Fields wants the practice ended, and he said Black students make up an inordinate share of those punished.

“We shouldn’t allow it,” he said. “There is too much room for error. We just need to stop it.”

Similar efforts have been tried before and failed.

Opponents of outlawing corporal punishment argue that the issue should be left to the state’s 69 school districts.

Mike Faulk, executive director of the Louisiana Association of School Superintendents, said his group would prefer a Fields-style study of the issue before any final action is taken.

The Fields’ proposal – Senate Concurrent Resolution 18 – describes corporal punishment as the use of physical force to discipline students, including hitting, paddling, spanking, slapping or other action that causes pain or physical punishment.

Paddling and other forms of punishment are illegal in 31 states and the District of Columbia, according to the National Conference of State Legislatures.

Many of the states where the practice remains legal are in the South.

It was less than four years ago that the Legislature approved a bill that banned corporal punishment for students with disabilities, which covers about 88,000 students with autism, speech or language impairment, developmental delay and emotional disturbances.

Louisiana is one of five states that allow corporal punishment that excluded students with disabilities in recent years, according to the National Conference of State Legislatures.

The others are Arkansas, Mississippi, Tennessee and Oklahoma.

The state Department of Education does not keep tabs on how many school districts allow corporal punishment.

However, local district officials file reports on cases where paddling and others forms of punishment are handed out.

A total of 30 school districts reported 970 “incidents” of corporal punishment for the 2019-20 school year, the latest figures available.

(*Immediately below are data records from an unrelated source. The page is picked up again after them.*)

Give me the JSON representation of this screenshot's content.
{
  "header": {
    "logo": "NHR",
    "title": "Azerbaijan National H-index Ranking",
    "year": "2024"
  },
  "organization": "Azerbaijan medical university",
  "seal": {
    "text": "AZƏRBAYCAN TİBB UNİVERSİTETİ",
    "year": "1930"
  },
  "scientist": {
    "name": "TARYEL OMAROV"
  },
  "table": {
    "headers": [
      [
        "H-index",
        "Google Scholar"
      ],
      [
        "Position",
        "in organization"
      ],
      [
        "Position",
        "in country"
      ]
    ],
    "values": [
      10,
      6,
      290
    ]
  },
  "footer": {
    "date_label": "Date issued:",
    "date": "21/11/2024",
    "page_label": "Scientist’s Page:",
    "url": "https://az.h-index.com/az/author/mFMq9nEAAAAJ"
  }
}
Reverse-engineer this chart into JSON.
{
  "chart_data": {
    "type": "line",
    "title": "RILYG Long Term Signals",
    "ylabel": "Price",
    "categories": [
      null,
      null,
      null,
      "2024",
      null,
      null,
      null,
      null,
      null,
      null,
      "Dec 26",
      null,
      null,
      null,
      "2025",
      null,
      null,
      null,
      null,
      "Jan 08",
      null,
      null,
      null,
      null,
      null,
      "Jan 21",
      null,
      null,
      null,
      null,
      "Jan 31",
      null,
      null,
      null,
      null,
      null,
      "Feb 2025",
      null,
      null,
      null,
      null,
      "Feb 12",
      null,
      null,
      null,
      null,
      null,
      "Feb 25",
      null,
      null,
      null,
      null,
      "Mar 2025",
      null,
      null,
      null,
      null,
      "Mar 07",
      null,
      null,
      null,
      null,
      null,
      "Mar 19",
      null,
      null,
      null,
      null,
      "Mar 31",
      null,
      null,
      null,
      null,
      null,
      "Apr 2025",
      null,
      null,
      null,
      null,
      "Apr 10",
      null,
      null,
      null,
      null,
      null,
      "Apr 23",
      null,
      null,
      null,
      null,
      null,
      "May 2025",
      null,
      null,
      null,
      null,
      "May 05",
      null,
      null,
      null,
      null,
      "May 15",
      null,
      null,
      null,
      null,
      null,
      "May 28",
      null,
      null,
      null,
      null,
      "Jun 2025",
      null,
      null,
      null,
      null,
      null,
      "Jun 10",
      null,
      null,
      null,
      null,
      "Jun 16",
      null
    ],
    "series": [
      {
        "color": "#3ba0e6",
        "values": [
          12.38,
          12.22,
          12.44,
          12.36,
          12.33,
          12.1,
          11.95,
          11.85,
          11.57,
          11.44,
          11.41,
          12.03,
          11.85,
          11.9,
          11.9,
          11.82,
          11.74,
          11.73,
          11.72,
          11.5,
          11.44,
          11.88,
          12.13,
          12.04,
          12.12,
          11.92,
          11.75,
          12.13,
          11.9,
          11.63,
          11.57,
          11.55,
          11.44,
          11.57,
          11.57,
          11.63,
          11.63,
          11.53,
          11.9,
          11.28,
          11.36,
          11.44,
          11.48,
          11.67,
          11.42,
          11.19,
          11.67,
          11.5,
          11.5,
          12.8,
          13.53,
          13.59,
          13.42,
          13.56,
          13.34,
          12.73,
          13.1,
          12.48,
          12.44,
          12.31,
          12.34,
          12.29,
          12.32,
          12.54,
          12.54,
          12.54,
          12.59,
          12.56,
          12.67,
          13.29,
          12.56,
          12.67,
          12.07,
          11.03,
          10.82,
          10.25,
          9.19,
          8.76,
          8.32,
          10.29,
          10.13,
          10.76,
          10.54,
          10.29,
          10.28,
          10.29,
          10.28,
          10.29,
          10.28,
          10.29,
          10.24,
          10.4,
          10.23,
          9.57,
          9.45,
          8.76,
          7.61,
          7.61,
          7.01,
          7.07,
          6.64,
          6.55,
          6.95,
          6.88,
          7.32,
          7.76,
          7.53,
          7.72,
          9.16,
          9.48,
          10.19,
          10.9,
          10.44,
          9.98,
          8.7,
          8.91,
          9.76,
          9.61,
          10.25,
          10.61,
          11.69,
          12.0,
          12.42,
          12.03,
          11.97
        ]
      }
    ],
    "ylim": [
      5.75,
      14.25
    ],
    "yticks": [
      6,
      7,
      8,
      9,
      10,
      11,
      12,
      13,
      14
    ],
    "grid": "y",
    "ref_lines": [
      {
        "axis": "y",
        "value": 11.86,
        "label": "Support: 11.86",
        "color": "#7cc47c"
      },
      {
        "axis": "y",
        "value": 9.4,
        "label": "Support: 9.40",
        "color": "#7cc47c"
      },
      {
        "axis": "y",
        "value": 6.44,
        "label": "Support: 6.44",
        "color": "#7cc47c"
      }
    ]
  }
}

Those actions targeted 744 students, which means some got it twice.

Districts in the Baton Rouge, New Orleans and Lafayette areas did not report any cases of corporal punishment for that year, including the East Baton Rouge, Jefferson, Orleans, Lafayette, St. Bernard, Ascension and St. Tammy parishes school districts.

The Livingston Parish School District reported 20 cases of corporal punishment.

Others include the Iberia Parish School District, 86; Jackson, 53; Evangeline, 50; Morehouse, 44; Richland, 43 and Caddo, 32.

In 2017 a bid to make corporal punishment illegal failed in the Louisiana House.

The vote was 34 in favor and 61 opposed, with opponents arguing that local educators should retain the option.

Backers of the bill argued the ban was especially needed to prevent male administrators from using physical force to discipline female students.

State Sen. J. Rogers Pope, R-Denham Springs, was a House member in 2017, criticized the proposed ban then and reiterated those concerns last week.

“I would hate to see it totally abolished,” said Pope, who was superintendent of the Livingston Parish School District for 14 years.

“You try every method that you can. But sometimes a parent says ‘Let’s try this,'” Pope said. “it needs to be there for an option, used as a last resort.”

Fields has a different view.

“I don’t know why there is so much resistance,” he said of previous legislative opposition to banning the practice.

“But I do know that it should be illegal,” Fields said.

“I don’t think teachers want to have the responsibility of exercising corporal punishment inside of the classroom. So we should just get rid of it.”